Later today, Liz and I were discussing if we should have such emotion for cats and for Mariam. Children are dying every day of much worse things. Why aren't we more emotional about that? I think that's a valid question, and a hard one to answer. The point I argue is that I think a heart that is concerned for God's little creatures is heart that is able to be concerned for all His creatures, humans included. I think people that are mean towards cats and other animals, or just have no heart for them, likely have a hard time relating and being loving in the deepest way to humans. I think God's heart grieves for all His creation when these bad things happens. So, to grieve over little Mariam's short life, I think, is a good thing, because it shows that our heart is softened where it can be impacted by human life too.

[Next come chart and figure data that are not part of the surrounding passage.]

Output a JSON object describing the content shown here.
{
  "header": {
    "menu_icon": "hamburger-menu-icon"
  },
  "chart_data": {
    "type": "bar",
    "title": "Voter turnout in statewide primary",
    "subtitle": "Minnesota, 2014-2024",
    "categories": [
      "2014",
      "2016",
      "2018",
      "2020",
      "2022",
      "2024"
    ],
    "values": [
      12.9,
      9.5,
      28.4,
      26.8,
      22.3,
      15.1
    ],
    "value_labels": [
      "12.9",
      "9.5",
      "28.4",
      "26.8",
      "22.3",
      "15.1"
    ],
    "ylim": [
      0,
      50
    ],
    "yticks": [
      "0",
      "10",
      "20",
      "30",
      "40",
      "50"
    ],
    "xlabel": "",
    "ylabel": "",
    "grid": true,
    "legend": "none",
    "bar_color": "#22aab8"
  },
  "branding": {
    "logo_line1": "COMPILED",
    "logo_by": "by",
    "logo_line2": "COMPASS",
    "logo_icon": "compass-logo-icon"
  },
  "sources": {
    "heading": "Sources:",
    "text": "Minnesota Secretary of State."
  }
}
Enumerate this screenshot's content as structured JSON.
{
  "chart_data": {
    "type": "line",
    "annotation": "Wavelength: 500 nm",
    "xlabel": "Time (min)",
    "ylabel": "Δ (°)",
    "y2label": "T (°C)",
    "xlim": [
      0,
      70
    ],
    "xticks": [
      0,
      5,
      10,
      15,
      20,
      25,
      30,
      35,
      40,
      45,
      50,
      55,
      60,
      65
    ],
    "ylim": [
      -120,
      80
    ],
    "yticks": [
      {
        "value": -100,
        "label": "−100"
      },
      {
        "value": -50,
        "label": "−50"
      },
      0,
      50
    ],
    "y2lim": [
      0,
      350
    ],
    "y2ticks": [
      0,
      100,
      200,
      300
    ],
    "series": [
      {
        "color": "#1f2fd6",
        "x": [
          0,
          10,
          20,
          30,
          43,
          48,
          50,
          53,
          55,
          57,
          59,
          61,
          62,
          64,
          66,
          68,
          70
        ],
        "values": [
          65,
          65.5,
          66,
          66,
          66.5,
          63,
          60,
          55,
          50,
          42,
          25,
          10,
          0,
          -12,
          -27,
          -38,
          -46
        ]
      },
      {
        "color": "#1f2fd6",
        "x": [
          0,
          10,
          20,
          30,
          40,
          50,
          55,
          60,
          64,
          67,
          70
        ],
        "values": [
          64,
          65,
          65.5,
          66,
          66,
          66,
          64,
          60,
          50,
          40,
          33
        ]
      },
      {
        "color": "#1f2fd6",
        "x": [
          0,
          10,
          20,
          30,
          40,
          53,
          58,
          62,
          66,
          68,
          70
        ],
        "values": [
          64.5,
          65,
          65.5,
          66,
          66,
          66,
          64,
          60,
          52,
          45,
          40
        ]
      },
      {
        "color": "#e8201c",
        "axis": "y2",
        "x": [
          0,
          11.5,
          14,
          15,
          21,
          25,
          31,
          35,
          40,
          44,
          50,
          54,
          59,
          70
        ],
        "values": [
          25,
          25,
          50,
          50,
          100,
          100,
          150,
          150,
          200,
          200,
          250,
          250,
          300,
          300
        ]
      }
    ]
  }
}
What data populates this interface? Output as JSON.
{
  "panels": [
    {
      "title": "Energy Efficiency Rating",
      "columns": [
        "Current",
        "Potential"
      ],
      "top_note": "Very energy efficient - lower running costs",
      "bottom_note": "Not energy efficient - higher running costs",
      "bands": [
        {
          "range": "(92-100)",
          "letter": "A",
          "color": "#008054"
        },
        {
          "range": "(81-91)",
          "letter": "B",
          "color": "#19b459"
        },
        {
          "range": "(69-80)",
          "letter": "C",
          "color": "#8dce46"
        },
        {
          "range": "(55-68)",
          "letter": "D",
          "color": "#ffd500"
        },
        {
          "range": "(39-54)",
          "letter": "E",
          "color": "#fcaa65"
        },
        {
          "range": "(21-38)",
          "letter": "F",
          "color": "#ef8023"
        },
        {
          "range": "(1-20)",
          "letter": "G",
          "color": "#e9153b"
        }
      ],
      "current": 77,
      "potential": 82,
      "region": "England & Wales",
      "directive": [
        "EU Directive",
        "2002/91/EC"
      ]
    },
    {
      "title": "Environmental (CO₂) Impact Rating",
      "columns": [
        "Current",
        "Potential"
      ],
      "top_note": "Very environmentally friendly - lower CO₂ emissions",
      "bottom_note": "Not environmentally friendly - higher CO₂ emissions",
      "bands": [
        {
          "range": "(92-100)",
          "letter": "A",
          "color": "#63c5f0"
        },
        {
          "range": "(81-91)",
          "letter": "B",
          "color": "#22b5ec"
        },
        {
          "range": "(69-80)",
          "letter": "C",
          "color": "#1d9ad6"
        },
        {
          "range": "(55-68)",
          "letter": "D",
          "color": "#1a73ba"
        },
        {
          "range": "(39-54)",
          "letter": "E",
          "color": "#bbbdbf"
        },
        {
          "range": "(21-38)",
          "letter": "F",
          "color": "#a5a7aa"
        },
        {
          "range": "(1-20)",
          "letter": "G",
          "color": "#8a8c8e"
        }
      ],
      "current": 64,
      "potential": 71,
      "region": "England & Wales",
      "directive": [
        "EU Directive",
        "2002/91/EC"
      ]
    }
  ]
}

I think in many ways, God wants us to be simple-minded. And that doesn't been to be uneducated, or uninformed. That means to think about these hard things in life and to ponder them, and know about them, but to ultimately approach them with a simplistic heart of love and compassion like a child has. We shouldn't ignore people's problems because they're "too complicated" or "overseas", or "a culture we don't understand", etc, etc. I think those are weak excuses. At a core level, God has created us with the same natures and ability to understand and care for each other. I don't speak a lick of Romanian, but my heart grieves with so many people I meet over there. I call that "simplistic loving"- where you recognize the problem, understand it as best you can, be educated about it, but are able to love the person in a simple, childlike, "no barriers" way. And I think that relates back to the same heart that loves little animals like Mariam. Its a simple, yet very powerful love that God gives us. I'm thankful for it. :)

One verse that comes to mind is Matthew 18:4 - "Whoever then humbles himself as this child, he is the greatest in the kingdom of heaven."